We invite STS scholars to examine such spiralling changes that generate these feelings of urgency and powerlessness in ways that make our research relevant to wider academic and non-academic publics. For the meeting in Prague, we especially welcome inquiries into longer term continuities and discontinuities and material legacies of modernity—both desired and undesirable—that have been built into our sociotechnical infrastructures and ways of living. We want to pay special attention to the ways in which geopolitical, economic and epistemic globalization is localized and distributed over Planet Earth. What are the means and ends of STS in different places? What does it take to intervene and be relevant here and there? Whom do we want to speak and act with? Who wants to speak and act with us?
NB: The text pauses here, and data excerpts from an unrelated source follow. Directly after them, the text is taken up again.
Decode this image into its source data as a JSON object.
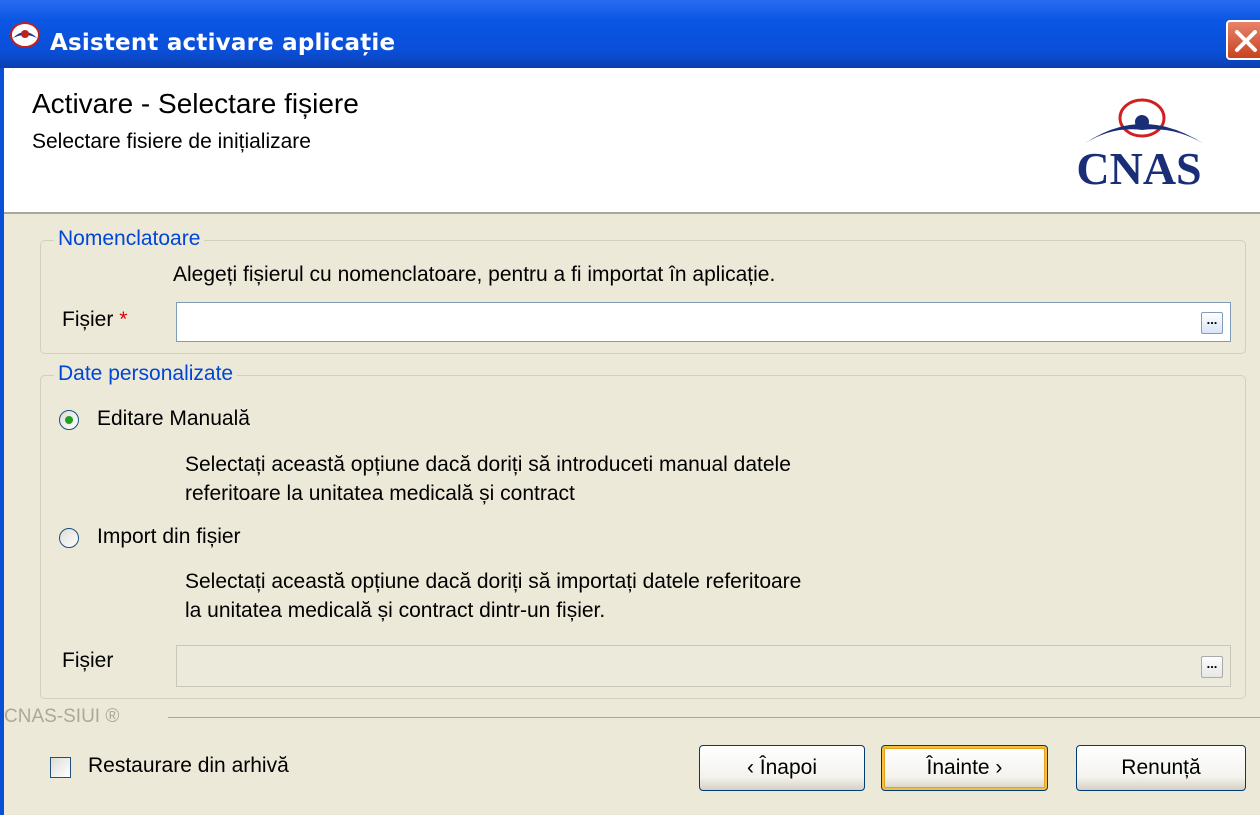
{
  "window": {
    "title": "Asistent activare aplicație",
    "close_icon": "close-icon",
    "app_icon": "cnas-app-icon"
  },
  "header": {
    "title": "Activare - Selectare fișiere",
    "subtitle": "Selectare fisiere de inițializare",
    "logo_text": "CNAS"
  },
  "nomenclatoare": {
    "legend": "Nomenclatoare",
    "description": "Alegeți fișierul cu nomenclatoare, pentru a fi importat în aplicație.",
    "file_label": "Fișier",
    "required_marker": "*",
    "file_value": "",
    "browse_label": "..."
  },
  "date_personalizate": {
    "legend": "Date personalizate",
    "option_manual": {
      "label": "Editare Manuală",
      "selected": true,
      "desc_line1": "Selectați această opțiune dacă doriți să introduceti manual datele",
      "desc_line2": "referitoare la unitatea medicală și contract"
    },
    "option_import": {
      "label": "Import din fișier",
      "selected": false,
      "desc_line1": "Selectați această opțiune dacă doriți să importați datele referitoare",
      "desc_line2": "la unitatea medicală și contract dintr-un fișier."
    },
    "file_label": "Fișier",
    "file_value": "",
    "browse_label": "..."
  },
  "footer": {
    "copyright": "CNAS-SIUI ®",
    "restore_label": "Restaurare din arhivă",
    "restore_checked": false,
    "back_label": "‹ Înapoi",
    "next_label": "Înainte ›",
    "cancel_label": "Renunță"
  },
  "colors": {
    "titlebar": "#0a4fd8",
    "legend_text": "#0046d5",
    "window_bg": "#ece9d8",
    "required": "#e00000",
    "radio_selected": "#21a121"
  }
}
We encourage STS researchers to ask reflexive questions with regard to our own existing and potential practical contributions to these ongoing developments. How do we, can we and should we (re)organize our own professional practices to the differences we desire? How may we collaborate across regions, genders, races, religions or disciplines without reproducing inequalities? How shall we publish, (co)author and cite in inclusive ways? How do we rethink and remake ways of recognizing and crediting the work of others in an era of pervasive audit and (self)tracking? How do we liaise, meet up and travel responsibly in a time of climate disruption and overproduction of waste? How can we engage with policymaking and society at large amidst the dynamics of “alternative facts”?
We welcome experiments in conference formats. Apart from regular paper sessions, we also invite submission of walking seminars, performances and participatory formats of knowledge making and exchange. We plan to collaborate with local artists as unruly participant witnesses and agents of intervention into the conference.